Singapore posted new public speaking rules, clarifying that foreign companies and individuals need a permit to sponsor or take part in certain events, in an amendment that will restrict foreign support for an annual gay-rights gathering, NBC News noted. The Ministry of Home Affairs ( MHA ) did not mention any particular event, but authorities warned in June they would take steps to prevent foreign firms from funding or supporting the city-state's gay-pride event. Sponsors for this year's rally in June included Facebook, Google and Goldman Sachs.

In Northern Ireland, activists have welcomed an appeals court ruling against a bakery that claimed it would be a sin to bake a cake with a pro-gay message on it, according to PinkNews. The owners of Ashers Bakery in Belfast were found guilty of unlawful discrimination based on sexual orientation and political or religious grounds, after the company in Newtownabbey, Northern Ireland refused to bake a cake showing the message 'Support Gay Marriage' above an image of Sesame Street's Bert and Ernie.

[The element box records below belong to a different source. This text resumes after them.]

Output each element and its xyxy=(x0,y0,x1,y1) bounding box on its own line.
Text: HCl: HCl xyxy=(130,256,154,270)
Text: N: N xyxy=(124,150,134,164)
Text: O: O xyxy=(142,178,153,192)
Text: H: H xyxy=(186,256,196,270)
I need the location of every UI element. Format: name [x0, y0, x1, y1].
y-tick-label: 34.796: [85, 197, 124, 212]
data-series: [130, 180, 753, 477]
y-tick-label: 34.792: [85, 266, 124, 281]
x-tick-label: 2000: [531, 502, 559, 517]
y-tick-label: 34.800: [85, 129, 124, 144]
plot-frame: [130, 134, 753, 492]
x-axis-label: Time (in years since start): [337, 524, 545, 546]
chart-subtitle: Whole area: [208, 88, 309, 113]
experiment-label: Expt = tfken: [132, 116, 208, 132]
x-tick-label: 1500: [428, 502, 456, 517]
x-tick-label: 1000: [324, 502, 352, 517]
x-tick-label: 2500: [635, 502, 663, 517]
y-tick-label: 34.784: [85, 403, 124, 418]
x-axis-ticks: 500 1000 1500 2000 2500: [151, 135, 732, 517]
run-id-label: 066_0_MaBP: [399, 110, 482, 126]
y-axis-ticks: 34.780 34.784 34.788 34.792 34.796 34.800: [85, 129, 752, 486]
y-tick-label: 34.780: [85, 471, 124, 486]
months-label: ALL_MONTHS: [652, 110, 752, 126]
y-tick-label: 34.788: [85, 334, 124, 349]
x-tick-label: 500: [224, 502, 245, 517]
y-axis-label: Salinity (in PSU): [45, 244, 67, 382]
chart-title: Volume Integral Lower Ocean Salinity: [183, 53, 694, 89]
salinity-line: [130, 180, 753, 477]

A hotel owner pal of Donald Trump has been slammed for an anti-gay outburst, The Mirror reported. Stewart Spence, who owns a hotel in Scotland, horrified guests at a posh dinner by using the word "p**f" in bizarre comments about gay people. Steve Harris, boss of Visit Aberdeenshire, issued a formal statement on the matter, saying, "As the official tourism body for the region, we seek to encourage visits from everyone. The LGBT community will find a warm welcome here."

Australia's Loton Park Tennis Club ( LPTC ) is celebrating its 100th year this 2016/2017 season, Out in Perth noted. LPTC has been a special part of the LGBTIQ sporting and social community in Perth. In mid-late October, Loton Park will open its grass courts and officially commence the playing season. In January, LPTC is hosting Perth's first Gay and Lesbian Tennis Alliance tournament, the Perth Lawn Tennis Championships.

Striker Sports Bar, which advertises itself as "officially Toronto's only gay sports bar," recently opened for business, GlobalNews.ca reported. Kevin Lee, the bar's co-owner, says everyone is welcome. "The whole idea behind Striker is to bridge that gap between the predominantly straight—I would say straight—sports leagues and the gays," said Lee. "Toronto has the most gay sports leagues in all of North America."